The more important difference perhaps is that the 2009 film portrays the act of connecting to an avatar as a desirable thing, one which gives Sully new reasons to live, whereas the earlier film has disconnection as synonymous with liberation. Where Thomas Anderson must endure connection to acheive his goal, connection itself becomes Jake Sully’s goal. And he doesn’t stop there; ultimately he chooses to transfer his essence to the vessel which he had formerly inhabited remotely: essentially to become his own avatar.

The past decade has seen an explosion in popularity for the virtual. The internet has become ubiquitous in the culture of developed nations, and at the close of the decade digital has become the default solution for any number of formerly analogue tasks: written communication, the buying and consuming of music and video, food shopping. Search algorithms and the advent of blogs have dramatically altered how content in every arena is created and disseminated, making users feel more empowered and informed than ever before.

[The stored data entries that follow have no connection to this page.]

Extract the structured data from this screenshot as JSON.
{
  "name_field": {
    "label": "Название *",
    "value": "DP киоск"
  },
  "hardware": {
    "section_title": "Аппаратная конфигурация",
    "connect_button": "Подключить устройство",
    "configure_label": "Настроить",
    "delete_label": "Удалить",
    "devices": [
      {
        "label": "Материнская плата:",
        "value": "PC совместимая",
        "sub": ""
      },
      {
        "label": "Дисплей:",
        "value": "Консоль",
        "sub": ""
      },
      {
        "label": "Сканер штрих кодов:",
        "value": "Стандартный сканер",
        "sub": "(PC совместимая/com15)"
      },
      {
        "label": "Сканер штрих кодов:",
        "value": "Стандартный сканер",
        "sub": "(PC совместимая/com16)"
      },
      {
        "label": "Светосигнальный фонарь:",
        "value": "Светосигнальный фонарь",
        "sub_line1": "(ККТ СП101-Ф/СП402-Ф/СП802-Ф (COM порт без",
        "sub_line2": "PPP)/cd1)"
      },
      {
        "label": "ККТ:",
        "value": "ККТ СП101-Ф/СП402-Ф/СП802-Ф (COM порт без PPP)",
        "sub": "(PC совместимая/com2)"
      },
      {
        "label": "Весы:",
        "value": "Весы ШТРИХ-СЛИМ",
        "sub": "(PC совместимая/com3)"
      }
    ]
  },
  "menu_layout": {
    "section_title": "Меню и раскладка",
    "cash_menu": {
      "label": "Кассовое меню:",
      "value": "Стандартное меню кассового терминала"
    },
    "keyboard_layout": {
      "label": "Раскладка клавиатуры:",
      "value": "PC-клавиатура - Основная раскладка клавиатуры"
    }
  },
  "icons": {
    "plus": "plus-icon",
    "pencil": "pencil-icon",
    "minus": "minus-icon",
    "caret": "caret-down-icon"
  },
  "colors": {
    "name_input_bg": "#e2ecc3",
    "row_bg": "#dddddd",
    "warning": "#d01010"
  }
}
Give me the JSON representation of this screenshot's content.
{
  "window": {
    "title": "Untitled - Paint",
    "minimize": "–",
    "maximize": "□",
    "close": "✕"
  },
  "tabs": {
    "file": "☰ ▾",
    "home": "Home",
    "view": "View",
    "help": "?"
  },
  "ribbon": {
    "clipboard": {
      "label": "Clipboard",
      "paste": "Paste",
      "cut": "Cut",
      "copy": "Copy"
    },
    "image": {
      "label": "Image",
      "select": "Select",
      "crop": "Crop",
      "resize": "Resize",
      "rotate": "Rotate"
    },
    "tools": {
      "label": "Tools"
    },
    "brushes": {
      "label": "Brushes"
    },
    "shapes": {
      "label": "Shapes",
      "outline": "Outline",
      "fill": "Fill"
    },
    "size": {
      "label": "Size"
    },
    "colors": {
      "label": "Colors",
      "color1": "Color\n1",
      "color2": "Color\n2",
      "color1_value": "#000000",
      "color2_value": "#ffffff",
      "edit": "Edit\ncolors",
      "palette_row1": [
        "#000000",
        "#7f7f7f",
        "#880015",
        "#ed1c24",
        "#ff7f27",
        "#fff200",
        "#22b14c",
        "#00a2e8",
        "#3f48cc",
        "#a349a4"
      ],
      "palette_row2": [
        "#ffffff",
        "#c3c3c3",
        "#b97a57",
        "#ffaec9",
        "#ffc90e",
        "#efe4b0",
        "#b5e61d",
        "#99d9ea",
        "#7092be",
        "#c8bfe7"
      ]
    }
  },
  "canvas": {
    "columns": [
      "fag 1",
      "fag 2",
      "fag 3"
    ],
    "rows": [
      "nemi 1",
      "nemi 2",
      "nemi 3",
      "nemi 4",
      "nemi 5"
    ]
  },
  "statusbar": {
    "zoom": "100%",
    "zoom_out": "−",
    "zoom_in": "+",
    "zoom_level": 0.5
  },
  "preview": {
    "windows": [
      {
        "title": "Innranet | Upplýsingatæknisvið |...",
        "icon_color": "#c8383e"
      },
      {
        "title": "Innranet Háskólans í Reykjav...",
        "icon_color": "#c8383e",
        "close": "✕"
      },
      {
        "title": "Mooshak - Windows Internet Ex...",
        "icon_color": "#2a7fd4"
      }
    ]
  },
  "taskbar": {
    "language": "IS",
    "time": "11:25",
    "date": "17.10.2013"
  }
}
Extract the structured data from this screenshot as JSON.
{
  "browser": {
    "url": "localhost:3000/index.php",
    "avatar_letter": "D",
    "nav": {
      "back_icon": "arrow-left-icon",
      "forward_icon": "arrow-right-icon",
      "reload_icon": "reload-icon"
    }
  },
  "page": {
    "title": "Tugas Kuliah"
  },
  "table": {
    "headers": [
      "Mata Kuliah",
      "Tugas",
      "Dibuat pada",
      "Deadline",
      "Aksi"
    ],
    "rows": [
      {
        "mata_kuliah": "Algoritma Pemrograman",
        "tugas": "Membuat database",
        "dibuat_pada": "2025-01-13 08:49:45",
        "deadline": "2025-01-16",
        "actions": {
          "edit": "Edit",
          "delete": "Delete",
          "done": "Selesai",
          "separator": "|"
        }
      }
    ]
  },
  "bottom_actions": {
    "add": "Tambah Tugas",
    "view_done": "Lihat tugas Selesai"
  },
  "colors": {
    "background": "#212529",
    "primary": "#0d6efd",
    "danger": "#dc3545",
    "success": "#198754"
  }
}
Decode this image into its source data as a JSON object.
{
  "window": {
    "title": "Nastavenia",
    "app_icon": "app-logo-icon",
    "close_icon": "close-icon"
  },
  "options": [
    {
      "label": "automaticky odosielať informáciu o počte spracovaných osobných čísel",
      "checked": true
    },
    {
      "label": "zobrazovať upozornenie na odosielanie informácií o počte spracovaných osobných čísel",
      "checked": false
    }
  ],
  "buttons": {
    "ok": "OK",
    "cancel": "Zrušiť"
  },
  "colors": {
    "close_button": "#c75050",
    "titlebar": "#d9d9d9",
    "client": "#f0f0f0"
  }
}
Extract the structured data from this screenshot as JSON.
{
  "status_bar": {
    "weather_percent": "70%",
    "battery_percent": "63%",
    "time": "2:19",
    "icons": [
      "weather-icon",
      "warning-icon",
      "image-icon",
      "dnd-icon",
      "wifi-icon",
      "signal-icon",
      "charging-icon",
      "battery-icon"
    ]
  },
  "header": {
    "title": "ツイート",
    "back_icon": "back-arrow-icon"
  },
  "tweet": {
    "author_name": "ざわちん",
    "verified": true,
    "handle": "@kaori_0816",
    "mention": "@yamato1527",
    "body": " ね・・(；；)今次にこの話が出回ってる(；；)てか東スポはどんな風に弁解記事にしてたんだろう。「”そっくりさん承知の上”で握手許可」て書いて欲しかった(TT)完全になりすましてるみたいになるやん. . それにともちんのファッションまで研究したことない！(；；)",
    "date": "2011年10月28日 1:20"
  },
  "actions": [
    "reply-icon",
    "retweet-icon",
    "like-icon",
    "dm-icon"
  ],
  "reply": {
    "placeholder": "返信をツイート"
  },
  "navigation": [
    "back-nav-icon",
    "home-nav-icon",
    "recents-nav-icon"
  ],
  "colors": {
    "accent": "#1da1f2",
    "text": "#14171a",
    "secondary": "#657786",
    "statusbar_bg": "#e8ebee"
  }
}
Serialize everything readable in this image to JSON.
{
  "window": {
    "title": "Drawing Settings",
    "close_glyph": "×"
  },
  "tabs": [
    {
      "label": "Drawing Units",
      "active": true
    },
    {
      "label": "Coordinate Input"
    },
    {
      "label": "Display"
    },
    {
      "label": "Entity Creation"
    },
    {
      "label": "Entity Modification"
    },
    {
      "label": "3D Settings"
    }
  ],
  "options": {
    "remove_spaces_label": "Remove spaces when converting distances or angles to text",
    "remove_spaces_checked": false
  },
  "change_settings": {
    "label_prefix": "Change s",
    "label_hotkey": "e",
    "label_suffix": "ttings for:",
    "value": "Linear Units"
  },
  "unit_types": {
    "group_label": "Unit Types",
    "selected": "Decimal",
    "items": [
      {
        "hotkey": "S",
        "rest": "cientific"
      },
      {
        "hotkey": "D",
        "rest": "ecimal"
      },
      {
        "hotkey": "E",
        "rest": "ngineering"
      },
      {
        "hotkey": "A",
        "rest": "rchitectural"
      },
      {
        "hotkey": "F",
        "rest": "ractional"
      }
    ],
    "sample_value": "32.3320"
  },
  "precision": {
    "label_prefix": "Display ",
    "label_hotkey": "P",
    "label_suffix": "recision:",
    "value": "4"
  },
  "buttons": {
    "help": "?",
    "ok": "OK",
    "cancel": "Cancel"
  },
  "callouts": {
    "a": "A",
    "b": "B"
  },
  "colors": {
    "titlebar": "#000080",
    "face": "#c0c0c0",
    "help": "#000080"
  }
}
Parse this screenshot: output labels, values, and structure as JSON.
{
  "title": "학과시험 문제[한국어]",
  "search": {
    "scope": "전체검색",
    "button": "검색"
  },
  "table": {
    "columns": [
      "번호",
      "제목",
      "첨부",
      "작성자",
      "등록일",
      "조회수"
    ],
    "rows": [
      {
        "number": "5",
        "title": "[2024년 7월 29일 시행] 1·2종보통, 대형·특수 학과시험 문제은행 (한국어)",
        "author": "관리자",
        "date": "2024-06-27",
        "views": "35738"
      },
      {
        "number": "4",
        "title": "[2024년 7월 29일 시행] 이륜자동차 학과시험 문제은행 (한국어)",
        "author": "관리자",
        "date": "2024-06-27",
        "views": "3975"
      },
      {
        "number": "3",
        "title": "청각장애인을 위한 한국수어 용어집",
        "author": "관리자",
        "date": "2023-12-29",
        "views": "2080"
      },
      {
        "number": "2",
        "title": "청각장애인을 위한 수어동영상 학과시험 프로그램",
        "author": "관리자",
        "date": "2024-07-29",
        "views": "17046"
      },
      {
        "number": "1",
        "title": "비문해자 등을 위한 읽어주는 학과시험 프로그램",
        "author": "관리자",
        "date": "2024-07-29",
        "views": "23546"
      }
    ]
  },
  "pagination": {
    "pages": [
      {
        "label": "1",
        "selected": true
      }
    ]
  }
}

Launched in 2004, World of Warcraft has become a part of life for more than 11 million paid subscribers, all living out a second existence in a fantasy world. It ranks as the largest of hundreds of online virtual communities equally passionate about their digital second-selves. Also launched in 2004, Facebook now claims more than 200 million users, all of them participants in a virtual existence. To a far greater extent than at the end of the 20th century our lives are now digitised: music collections, photo albums, journal entries. In a very real way people have taken ownership of their virtual selves and embraced the task of curating their digital footprint, realising that what they choose to share and create online is an important part of their social lives.

All of which readies an audience to accept the story arc of a character who chooses to exchange one mode of existence for another. Although the titular avatar isn’t digital but organic within the fiction of James Cameron’s film, the allegory stands. This is an existence-once-removed originally accessed via technology; in which case the conclusion of Sully’s story is sending a message at opposites with the core thesis of the Wachowskis’ film, which told us that to unplug and accept the reality of your existence is to be free. What does it say about our changing relationship with technology that Avatar’s happy ending is watching Jake Sully, in more ways than one, take the blue pill?

- Thanks go to David Edelstein for inspiring this train of thought.